'É preciso ser mais rápido e eficaz', diz promotor de Mariana

Renato Fonseca - Hoje em Dia
Publicado em 07/12/2015 às 06:58.Atualizado em 02/02/2022 às 18:39.
 (Wesley Rodrigues)
(Wesley Rodrigues)

Natural de Ouro Preto, na região Central de Minas, Guilherme de Sá Meneghin tem apenas 32 anos, mas já foi oficial judiciário, trabalhou em escritórios de advocacia e atuou como delegado da Polícia Civil. Em 2011, se tornou promotor de Justiça e, hoje, enfrenta o maior desafio da carreira. À frente do Ministério Público (MP) da comarca de Mariana, ele está na linha de frente para garantir os direitos das famílias atingidas pelo rompimento de uma barragem na cidade. Para o promotor, a responsabilidade da mineradora Samarco jamais poderá ser eximida, e as medidas de assistência precisam ser mais rápidas e eficazes.

O rompimento da barragem foi um acidente?
Não. Com certeza a responsabilidade é da Samarco. Houve alguma falha na operação dessa barragem que, certamente, vai ser apurada pela Polícia Civil e pelo Ministério Publico. A responsabilidade da empresa é objetiva, ou seja, não importa se ela tem culpa ou não, a mineradora terá que pagar por todos os danos humanitários causados.

Muito se fala sobre as causas da tragédia. O senhor mesmo reforçou que elas estão sendo investigadas. Qualquer que seja a causa pode-se eximir a responsabilidade da Samarco?
No que tange a garantia dos direitos das vítimas, as causas do evento não vão impedir a responsabilização humanitária. A partir do momento que ela (mineradora) assume a atividade de risco, tudo que decorre dessa atividade deverá ser respondido.

Existe uma responsabilidade na esfera criminal também? Profissionais da empresa podem ser presos?
É possível que ao fim da investigação se identifique a responsabilidade criminal. A Polícia Civil e a Promotoria de Meio Ambiente vão analisar.

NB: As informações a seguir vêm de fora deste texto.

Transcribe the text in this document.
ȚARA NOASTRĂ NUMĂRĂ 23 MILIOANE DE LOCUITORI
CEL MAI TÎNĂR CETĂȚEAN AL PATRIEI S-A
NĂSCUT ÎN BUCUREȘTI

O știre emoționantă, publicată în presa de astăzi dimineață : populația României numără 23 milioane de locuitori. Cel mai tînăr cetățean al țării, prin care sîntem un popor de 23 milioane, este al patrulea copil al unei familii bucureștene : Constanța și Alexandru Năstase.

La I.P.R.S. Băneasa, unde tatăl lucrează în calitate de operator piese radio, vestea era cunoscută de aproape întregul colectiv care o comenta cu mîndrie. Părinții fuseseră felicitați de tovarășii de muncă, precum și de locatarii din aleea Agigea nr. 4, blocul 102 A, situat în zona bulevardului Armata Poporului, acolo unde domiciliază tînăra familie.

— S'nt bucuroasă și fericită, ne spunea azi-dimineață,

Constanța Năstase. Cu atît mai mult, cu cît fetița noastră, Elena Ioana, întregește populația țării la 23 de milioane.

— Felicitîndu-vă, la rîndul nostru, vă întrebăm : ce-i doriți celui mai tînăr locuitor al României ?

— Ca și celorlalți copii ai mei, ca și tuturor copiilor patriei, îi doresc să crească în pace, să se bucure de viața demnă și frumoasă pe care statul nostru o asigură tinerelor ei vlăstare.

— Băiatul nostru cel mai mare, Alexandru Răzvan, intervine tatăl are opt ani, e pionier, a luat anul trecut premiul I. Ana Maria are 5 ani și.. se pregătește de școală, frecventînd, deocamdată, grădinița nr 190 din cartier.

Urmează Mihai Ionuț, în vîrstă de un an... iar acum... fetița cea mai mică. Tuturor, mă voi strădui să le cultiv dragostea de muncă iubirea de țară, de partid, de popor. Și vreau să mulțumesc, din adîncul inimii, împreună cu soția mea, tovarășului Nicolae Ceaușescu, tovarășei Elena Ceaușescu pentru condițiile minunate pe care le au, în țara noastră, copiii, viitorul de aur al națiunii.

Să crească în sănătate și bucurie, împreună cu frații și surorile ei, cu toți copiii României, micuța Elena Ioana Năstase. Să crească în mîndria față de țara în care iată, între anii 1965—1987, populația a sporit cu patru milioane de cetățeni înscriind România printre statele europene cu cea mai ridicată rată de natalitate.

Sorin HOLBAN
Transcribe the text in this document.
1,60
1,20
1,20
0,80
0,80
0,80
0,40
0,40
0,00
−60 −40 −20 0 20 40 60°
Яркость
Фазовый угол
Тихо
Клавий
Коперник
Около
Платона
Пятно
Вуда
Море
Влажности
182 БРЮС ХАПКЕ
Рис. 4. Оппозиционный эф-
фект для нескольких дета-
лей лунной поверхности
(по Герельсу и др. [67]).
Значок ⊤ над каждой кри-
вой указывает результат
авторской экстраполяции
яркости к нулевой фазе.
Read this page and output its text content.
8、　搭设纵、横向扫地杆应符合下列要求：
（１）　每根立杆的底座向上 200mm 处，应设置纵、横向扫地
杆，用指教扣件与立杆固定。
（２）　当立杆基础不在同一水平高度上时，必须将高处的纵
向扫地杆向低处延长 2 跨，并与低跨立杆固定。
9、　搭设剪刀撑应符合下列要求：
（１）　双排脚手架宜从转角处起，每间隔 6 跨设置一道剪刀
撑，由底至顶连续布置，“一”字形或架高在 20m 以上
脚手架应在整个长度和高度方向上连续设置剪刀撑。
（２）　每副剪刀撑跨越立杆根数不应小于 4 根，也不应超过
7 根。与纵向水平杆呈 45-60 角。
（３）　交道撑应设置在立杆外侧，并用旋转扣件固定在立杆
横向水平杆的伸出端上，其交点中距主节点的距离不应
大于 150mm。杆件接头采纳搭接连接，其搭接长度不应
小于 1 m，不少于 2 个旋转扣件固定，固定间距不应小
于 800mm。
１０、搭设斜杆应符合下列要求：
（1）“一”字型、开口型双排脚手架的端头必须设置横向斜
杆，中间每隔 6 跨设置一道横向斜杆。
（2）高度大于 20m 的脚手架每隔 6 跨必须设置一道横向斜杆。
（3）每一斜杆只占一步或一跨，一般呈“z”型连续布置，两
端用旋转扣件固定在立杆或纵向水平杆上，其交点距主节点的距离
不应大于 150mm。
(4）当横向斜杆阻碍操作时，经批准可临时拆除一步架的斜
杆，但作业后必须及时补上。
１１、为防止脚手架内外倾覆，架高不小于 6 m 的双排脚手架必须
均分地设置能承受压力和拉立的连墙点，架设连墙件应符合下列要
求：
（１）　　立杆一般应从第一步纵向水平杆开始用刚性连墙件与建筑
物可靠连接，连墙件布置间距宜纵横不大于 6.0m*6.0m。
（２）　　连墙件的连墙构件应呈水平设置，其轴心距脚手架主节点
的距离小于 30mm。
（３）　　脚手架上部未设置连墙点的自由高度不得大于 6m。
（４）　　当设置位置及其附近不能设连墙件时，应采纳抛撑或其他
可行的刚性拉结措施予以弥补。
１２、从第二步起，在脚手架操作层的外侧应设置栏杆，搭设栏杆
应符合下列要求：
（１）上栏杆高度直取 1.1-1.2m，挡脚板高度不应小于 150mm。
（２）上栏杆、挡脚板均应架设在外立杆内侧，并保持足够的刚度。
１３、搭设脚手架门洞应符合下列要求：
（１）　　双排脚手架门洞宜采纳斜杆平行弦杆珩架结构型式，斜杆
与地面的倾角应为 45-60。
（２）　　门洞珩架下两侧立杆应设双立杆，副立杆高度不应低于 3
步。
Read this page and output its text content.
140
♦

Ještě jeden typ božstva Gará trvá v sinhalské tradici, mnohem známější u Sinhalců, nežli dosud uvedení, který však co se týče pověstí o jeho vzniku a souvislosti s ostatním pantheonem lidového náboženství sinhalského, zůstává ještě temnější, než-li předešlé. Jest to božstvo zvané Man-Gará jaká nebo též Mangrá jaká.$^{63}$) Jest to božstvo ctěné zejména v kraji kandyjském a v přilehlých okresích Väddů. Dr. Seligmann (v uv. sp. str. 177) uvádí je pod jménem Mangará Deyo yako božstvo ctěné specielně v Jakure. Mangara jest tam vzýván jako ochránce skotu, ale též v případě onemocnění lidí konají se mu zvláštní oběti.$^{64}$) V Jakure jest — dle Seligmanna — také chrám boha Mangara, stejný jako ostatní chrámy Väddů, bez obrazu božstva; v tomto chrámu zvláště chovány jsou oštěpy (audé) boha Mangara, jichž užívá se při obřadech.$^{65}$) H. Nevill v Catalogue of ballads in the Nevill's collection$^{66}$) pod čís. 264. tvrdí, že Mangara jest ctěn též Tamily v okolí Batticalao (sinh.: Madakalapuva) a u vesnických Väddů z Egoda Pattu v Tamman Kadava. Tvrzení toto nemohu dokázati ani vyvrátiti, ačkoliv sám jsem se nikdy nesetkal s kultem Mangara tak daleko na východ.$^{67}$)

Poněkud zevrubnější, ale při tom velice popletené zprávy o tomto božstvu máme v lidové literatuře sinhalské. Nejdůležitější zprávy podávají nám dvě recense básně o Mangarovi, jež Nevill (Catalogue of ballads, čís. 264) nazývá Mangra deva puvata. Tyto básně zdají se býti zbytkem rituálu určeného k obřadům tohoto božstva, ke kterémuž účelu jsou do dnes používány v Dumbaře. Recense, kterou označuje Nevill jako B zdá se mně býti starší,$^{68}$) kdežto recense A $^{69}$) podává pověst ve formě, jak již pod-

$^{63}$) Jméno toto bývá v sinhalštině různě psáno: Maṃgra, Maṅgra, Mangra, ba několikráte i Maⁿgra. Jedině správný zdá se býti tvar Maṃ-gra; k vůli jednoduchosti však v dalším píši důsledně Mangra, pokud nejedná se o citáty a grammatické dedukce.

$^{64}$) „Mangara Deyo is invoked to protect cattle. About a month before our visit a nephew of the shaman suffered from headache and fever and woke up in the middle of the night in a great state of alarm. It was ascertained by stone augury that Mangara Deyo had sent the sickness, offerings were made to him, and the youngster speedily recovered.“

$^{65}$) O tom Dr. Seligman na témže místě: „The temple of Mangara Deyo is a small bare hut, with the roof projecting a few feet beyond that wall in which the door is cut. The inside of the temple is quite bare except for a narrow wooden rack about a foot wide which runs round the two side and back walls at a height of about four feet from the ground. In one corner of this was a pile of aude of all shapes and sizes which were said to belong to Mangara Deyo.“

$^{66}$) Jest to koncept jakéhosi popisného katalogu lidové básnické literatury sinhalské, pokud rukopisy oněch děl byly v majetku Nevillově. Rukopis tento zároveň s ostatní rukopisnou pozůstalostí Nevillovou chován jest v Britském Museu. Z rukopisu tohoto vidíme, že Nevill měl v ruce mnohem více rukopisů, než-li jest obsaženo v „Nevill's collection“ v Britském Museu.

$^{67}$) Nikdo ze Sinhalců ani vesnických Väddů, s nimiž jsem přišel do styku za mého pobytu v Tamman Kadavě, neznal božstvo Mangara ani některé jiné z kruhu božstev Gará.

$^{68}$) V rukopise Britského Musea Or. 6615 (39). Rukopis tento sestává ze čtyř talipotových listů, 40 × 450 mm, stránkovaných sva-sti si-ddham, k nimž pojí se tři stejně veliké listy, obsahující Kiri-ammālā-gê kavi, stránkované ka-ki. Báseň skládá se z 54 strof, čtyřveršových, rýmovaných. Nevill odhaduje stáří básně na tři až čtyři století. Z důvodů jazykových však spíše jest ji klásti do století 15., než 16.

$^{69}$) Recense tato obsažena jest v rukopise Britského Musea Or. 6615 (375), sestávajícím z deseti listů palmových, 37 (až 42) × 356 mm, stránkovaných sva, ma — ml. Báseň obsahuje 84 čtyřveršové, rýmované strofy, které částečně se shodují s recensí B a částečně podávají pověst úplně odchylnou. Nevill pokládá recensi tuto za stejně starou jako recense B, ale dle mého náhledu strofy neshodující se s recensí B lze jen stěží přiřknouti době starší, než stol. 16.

E qual é a responsabilidade da Prefeitura de Mariana?
Como a prefeitura não era dona do empreendimento, ela não tem responsabilidade sobre os fatos, bem como também não tinha atribuição para fiscalizar a obra. Ela tem que dar um apoio a essas pessoas. A responsabilidade é amparar as vítimas e tentar, junto à empresa, promover a recuperação ambiental.

Passado um mês da tragédia, até que ponto a empresa assumiu as responsabilidades necessárias?
Não assumiu muita responsabilidade ainda. Ela está fazendo algumas coisas para as pessoas atingidas, mas de uma forma um pouco lenta, que é o pagamento desse auxílio mensal e o aluguel das moradias. Basicamente, colocou algumas famílias em casas provisórias e hotéis. Porém, é pouco, muito pouco. Esperamos que a partir de agora seja mais efetiva.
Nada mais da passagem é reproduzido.